The Insurance Committee has begun review of “An Act to Amend the Notice of Risk to Personal Data Act.” Proposed amendments to the bill would establish written standards for the security of computerized data, including personal information, and include provisions for prompt investigations into security breaches of data systems.
The Judiciary Committee is considering “An Act to Protect Drivers’ Privacy by Clarifying Ownership of Data Recorded by Motor Vehicle Data Recorders.” The bill seeks to establish that the data collected and stored in car “black boxes” is private and exclusively owned by the owner of the motor vehicle.
“Mainers across the political spectrum are increasingly concerned with identity theft, electronic surveillance and other invasions of personal privacy,” said Bellows. “It must be made clear that such information is the property of the individual to whom it pertains, and must be kept private except with the permission of that individual. Measures of security must be exercised to ensure that such information does not come into the possession of companies or individuals who could use it for financial or legal gain.”
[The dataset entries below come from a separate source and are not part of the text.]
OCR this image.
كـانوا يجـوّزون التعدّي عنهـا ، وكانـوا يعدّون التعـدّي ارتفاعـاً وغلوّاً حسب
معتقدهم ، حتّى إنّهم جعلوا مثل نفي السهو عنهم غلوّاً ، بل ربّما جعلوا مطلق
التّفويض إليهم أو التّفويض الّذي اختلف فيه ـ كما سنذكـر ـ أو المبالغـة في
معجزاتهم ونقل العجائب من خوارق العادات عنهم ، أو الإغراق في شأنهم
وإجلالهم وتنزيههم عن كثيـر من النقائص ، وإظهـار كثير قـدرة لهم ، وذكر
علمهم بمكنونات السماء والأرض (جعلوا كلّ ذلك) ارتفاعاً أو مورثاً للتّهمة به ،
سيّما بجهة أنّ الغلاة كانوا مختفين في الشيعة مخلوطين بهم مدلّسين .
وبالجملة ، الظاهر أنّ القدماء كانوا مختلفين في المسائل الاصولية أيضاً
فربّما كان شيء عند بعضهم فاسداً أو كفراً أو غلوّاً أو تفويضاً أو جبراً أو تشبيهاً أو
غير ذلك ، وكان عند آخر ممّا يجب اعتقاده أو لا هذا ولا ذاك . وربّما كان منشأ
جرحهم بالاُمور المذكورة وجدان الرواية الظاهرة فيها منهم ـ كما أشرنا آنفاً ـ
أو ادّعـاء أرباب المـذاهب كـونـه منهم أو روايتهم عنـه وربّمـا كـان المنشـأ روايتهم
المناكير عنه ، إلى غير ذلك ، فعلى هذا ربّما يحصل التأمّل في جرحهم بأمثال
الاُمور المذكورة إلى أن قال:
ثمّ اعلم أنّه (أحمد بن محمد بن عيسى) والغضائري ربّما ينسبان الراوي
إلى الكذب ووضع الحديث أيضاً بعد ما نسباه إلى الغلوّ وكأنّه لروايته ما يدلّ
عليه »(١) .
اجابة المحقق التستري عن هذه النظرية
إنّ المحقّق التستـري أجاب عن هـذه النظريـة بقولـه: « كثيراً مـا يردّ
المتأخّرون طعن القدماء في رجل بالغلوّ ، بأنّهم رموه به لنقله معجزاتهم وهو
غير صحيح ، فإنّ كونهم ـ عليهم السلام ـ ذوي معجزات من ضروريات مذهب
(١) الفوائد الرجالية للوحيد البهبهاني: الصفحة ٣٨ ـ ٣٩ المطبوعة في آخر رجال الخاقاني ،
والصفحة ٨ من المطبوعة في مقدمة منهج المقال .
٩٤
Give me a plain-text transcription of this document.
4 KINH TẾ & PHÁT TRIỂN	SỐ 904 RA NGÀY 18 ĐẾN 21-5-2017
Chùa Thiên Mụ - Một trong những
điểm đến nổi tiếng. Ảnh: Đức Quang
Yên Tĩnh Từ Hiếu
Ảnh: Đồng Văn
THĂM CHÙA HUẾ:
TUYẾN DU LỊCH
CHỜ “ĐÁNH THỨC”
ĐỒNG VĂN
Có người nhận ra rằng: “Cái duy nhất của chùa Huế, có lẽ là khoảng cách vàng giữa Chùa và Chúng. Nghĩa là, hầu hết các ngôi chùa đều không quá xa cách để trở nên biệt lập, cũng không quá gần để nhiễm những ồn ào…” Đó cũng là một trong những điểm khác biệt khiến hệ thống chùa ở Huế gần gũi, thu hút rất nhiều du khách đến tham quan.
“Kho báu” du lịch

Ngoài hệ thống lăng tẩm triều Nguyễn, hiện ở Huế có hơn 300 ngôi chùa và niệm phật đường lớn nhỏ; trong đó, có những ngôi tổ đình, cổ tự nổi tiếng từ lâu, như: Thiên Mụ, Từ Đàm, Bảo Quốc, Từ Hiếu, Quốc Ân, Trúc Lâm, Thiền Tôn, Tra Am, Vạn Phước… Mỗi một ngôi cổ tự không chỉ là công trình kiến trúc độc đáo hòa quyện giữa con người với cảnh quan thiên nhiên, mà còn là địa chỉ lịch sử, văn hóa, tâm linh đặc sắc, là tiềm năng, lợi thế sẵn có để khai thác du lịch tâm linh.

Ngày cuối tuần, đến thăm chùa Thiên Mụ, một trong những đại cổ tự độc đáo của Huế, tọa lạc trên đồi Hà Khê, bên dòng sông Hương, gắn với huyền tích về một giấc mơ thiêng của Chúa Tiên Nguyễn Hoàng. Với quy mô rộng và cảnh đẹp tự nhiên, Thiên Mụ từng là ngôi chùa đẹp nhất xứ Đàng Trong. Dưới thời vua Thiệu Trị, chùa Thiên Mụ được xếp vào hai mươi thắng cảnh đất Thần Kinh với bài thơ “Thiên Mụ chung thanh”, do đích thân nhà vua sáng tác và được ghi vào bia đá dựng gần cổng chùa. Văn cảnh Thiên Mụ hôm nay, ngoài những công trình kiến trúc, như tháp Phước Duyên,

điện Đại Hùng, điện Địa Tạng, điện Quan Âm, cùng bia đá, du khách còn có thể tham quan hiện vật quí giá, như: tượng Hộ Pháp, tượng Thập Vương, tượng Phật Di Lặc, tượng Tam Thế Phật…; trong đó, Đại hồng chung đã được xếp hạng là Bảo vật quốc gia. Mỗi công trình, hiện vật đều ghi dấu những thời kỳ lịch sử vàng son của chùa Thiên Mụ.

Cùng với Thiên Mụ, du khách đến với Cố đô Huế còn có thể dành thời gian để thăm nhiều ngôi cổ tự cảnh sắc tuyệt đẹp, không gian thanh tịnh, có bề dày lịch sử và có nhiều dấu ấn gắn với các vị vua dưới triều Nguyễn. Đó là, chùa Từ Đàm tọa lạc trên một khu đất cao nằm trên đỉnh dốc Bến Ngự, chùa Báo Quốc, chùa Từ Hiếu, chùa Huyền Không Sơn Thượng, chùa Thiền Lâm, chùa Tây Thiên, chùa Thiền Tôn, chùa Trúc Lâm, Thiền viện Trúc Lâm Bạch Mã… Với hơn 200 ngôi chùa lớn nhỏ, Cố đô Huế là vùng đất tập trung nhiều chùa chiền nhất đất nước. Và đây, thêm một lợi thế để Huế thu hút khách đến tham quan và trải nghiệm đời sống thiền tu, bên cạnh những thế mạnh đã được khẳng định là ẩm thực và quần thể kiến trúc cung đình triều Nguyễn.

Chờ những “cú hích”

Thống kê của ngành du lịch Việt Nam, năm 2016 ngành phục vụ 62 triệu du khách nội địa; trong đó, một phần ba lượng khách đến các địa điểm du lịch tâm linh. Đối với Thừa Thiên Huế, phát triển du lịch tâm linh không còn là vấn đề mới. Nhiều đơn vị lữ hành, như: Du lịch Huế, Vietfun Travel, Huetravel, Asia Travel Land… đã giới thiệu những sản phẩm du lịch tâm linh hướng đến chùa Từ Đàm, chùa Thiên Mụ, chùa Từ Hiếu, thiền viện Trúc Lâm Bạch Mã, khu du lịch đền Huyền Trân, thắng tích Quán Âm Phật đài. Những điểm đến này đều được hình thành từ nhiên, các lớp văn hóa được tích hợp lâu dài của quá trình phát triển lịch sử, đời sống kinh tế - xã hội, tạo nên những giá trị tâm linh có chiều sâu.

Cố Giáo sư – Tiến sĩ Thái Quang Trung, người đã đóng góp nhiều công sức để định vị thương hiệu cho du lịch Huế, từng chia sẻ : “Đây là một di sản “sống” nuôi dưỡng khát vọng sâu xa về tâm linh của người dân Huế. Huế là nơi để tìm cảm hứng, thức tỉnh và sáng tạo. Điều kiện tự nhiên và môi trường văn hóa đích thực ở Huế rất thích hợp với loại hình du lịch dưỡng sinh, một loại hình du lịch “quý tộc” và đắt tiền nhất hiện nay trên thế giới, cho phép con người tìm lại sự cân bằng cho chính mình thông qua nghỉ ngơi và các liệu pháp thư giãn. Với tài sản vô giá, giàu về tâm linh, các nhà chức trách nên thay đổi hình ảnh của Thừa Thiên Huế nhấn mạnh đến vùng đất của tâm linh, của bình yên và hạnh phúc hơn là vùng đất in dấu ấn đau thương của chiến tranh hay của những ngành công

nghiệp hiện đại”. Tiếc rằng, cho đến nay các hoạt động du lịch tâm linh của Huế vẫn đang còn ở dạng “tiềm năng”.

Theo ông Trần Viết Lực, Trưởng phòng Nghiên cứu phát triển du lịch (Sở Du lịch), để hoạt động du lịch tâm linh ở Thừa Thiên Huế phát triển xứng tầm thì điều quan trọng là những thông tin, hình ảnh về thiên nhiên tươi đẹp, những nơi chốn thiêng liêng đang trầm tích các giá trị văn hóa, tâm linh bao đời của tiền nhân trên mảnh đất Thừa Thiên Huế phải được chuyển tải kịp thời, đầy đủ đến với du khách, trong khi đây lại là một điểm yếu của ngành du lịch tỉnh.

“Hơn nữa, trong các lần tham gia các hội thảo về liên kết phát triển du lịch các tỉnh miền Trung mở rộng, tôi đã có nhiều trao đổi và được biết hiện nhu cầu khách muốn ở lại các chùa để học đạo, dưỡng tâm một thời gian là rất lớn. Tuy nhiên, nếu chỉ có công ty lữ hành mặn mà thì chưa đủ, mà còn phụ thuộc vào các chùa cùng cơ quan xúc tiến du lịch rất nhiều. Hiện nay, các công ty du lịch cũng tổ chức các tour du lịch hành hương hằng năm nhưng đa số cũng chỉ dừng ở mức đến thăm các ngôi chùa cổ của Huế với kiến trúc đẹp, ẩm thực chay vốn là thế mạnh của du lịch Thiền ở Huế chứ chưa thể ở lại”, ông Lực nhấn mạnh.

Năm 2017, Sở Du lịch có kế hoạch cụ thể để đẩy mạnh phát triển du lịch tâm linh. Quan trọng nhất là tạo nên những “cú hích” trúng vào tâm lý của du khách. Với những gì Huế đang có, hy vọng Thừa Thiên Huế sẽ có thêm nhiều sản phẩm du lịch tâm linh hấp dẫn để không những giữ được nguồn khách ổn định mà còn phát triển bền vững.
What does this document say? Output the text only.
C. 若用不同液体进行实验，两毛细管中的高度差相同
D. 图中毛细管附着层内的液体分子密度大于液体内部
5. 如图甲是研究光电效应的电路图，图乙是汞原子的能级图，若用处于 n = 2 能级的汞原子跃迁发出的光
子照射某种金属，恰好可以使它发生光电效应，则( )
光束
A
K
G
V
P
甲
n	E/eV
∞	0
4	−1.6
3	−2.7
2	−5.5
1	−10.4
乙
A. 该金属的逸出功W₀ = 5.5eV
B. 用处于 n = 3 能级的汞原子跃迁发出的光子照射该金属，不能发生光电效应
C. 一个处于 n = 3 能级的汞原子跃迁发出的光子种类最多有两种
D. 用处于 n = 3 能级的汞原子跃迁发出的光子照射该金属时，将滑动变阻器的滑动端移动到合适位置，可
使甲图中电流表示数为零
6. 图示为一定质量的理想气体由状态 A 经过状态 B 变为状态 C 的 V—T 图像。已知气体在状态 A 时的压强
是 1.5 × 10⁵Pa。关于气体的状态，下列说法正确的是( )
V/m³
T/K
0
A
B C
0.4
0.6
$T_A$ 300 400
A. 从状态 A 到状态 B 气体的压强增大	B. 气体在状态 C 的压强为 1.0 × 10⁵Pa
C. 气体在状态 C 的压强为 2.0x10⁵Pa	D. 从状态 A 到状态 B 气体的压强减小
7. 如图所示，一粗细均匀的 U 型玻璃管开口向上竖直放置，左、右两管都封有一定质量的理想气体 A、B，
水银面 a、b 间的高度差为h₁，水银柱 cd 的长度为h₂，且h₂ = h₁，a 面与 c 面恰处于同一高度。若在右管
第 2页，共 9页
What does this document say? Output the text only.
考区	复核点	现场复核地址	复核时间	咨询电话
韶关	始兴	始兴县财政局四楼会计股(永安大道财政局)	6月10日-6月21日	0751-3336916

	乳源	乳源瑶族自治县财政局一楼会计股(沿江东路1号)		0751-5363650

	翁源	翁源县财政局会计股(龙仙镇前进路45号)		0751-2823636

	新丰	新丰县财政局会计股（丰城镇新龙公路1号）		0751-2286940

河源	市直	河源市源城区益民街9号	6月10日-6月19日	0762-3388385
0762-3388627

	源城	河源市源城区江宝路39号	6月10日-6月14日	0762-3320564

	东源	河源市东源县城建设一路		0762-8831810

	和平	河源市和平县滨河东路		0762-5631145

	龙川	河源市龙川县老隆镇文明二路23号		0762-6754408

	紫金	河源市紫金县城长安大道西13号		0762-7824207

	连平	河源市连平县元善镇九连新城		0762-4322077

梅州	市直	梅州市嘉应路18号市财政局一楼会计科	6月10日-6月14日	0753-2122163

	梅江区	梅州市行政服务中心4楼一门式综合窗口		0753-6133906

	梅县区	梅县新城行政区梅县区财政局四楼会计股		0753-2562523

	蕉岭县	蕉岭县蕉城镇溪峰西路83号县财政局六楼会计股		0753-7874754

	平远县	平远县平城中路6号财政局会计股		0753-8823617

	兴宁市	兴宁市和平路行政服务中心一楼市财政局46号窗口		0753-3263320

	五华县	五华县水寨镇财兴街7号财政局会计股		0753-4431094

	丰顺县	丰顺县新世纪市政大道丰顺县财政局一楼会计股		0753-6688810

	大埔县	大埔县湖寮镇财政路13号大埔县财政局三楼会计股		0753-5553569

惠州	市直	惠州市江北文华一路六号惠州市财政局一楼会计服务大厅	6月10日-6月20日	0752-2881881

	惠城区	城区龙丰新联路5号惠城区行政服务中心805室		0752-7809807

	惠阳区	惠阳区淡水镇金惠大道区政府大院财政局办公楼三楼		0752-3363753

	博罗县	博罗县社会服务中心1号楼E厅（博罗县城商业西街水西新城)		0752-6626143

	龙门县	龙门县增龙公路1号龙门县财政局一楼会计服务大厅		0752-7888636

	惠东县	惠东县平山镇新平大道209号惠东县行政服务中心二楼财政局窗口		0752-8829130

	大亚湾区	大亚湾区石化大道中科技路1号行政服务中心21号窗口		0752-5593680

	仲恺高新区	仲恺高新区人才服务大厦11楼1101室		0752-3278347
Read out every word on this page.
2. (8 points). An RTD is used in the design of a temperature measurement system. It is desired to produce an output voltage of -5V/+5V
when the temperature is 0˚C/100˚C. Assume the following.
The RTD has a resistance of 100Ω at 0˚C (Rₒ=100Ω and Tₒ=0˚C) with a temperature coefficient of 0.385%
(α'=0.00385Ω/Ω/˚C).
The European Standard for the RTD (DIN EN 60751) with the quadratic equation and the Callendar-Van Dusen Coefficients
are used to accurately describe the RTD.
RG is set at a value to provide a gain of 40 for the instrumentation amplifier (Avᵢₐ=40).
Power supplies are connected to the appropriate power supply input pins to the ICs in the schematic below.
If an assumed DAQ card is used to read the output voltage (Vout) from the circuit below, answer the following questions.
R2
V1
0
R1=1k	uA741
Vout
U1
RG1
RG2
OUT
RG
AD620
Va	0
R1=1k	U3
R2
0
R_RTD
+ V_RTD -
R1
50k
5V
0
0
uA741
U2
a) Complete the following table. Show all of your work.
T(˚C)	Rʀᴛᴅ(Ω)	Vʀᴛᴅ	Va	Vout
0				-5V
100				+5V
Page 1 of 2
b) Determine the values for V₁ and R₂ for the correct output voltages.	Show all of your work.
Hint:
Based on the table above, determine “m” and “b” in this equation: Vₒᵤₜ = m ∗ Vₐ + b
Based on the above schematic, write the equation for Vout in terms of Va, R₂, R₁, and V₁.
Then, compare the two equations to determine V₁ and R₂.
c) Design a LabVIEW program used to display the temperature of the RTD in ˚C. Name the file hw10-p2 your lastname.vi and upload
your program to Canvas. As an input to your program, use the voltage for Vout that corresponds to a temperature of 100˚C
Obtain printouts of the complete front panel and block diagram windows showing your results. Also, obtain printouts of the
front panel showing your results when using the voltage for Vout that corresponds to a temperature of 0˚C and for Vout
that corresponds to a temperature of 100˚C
The following types of companies have been identified as potential future consumers of black box data: insurance companies, government agencies, human factors research companies, parents’ groups, vehicle owners and transportation researchers. While some of these interests might have legitimate need to access some recorded data, basic privacy safeguards must be in place to protect the personal privacy of individuals riding in vehicles.
“We must address potential privacy risks in a serious manner,” concluded Bellows. “Both of these bills are a step in the right direction toward protecting the private information of Mainers from being accessed by those who might abuse it.”